Bakan Kurum, Balıkesir'de "Dünya Habitat Günü" Programında Konuştu

"Birleşmiş Milletler geçtiğimiz yıl yayınladığı raporda, dünya genelinde 931 milyon ton gıdanın israf edildiğini söylüyor. Dünyanın geleceğini tehdit eden bu israfa 'dur' demek için küresel bir çevre seferberliği yürütüyoruz ve aslında bu kapsamda yaptığımız Sıfır Atık Projemiz tüm dünyaya çok önemli mesajlar vermektedir."

GÜNCEL
Giriş Tarihi : 03-10-2022 13:10   Güncelleme : 03-10-2022 13:20
Bakan Kurum, Balıkesir'de

Çevre, Şehircilik ve İklim Değişikliği Bakanı Murat Kurum, "Birleşmiş Milletler geçtiğimiz yıl yayınladığı raporda, dünya genelinde 931 milyon ton gıdanın israf edildiğini söylüyor. Dünyanın geleceğini tehdit eden bu israfa 'dur' demek için küresel bir çevre seferberliği yürütüyoruz ve aslında bu kapsamda yaptığımız Sıfır Atık projemiz tüm dünyaya çok önemli mesajlar vermektedir." ifadelerinde bulundu.
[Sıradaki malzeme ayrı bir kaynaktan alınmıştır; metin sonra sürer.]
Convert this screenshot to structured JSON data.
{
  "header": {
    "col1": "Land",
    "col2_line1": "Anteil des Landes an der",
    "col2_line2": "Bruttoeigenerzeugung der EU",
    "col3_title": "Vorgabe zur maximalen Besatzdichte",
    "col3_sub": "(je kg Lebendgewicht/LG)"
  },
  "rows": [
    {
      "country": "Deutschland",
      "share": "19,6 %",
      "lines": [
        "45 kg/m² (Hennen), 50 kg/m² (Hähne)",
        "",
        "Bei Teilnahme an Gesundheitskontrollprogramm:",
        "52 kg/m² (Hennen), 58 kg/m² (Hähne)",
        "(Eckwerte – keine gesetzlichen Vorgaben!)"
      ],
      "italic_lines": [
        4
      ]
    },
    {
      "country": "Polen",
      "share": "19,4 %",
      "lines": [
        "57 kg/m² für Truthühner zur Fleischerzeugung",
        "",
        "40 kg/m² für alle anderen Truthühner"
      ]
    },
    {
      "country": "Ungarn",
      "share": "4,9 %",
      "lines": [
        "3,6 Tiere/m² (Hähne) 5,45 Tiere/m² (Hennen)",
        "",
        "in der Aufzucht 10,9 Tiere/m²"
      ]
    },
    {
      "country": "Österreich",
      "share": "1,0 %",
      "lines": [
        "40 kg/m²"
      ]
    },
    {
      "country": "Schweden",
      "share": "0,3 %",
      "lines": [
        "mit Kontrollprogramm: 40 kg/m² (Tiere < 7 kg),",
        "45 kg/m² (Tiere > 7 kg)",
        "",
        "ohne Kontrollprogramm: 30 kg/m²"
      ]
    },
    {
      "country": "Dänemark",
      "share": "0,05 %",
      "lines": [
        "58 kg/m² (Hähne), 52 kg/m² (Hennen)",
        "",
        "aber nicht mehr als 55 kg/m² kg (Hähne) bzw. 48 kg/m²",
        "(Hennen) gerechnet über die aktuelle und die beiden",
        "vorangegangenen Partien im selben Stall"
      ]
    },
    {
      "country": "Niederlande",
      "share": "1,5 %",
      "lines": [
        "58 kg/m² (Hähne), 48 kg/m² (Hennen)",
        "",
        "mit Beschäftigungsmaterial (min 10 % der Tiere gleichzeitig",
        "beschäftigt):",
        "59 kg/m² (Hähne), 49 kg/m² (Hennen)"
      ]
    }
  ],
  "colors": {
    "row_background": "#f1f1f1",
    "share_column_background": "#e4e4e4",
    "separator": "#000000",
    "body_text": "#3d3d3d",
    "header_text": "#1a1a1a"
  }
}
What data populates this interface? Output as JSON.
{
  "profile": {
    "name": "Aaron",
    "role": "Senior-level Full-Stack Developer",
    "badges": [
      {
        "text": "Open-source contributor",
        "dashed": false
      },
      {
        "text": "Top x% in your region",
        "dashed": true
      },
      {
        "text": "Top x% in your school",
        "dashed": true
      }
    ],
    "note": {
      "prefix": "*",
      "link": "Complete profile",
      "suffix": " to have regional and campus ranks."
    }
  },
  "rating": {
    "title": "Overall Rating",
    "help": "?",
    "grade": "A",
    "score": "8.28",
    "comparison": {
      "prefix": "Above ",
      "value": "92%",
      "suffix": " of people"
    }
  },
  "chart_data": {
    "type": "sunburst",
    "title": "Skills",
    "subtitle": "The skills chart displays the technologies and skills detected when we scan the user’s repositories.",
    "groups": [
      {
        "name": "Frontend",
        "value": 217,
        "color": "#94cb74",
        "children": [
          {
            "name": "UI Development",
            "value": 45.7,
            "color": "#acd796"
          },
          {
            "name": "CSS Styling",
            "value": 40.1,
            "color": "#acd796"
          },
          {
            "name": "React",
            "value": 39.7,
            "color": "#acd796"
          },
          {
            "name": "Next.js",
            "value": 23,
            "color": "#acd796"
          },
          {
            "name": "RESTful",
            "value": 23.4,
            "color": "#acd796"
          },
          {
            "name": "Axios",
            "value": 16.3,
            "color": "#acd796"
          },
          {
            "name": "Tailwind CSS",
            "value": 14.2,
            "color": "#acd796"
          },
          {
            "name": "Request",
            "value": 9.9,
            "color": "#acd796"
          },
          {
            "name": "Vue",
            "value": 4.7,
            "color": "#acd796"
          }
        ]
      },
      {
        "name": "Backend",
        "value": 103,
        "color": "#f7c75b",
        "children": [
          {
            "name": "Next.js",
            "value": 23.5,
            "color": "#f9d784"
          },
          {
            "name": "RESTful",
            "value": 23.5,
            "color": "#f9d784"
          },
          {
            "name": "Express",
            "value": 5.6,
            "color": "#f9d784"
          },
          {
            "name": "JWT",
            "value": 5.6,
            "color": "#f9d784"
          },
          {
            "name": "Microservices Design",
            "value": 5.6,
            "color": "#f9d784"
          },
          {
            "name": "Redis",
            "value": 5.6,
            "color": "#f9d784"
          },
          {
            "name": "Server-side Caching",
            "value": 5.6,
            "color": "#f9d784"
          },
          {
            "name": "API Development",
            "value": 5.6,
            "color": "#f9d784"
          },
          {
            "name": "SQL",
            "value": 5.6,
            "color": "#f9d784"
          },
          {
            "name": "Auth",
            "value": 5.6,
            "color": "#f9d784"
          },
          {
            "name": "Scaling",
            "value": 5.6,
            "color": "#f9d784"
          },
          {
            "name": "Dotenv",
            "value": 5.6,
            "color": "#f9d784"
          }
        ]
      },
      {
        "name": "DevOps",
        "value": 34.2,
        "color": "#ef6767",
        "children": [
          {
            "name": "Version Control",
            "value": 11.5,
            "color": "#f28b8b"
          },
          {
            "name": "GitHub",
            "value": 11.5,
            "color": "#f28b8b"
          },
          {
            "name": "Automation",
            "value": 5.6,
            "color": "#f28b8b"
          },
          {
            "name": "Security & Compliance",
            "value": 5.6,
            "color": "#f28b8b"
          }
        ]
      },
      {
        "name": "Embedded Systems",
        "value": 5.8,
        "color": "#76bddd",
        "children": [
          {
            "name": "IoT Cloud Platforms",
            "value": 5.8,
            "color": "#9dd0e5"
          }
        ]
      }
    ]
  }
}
Kurum, Avlu Kongre ve Kültür Merkezi'nde "Dünya Habitat Günü" programı kapsamında, çeşitli ülkelerden 200'ü aşkın davetlinin katıldığı "Daha Adil Bir Dünya İçin Şehir ve Medeniyet Buluşması" etkinliğinde yaptığı konuşmada, Habitat Günü'nün şehirlerin temel sorunlarına çözüm bulmak adına çok kıymetli, çok anlamlı bir gün olduğunu söyledi.

Habitat Günü'nde kentsel dayanıklılığı, sürdürülebilirliği, tarih, sanat ve medeniyet birikimlerini konuşacaklarını ve gelen misafirlerine Türkiye'nin yeşil dönüşüm politikalarını, küresel bir çevre ve merhamet hareketine dönüşen sıfır atık projelerini, sosyal konut hamlelerini ve iklim dostu kentsel dönüşüm çalışmalarını aktaracaklarını belirtti.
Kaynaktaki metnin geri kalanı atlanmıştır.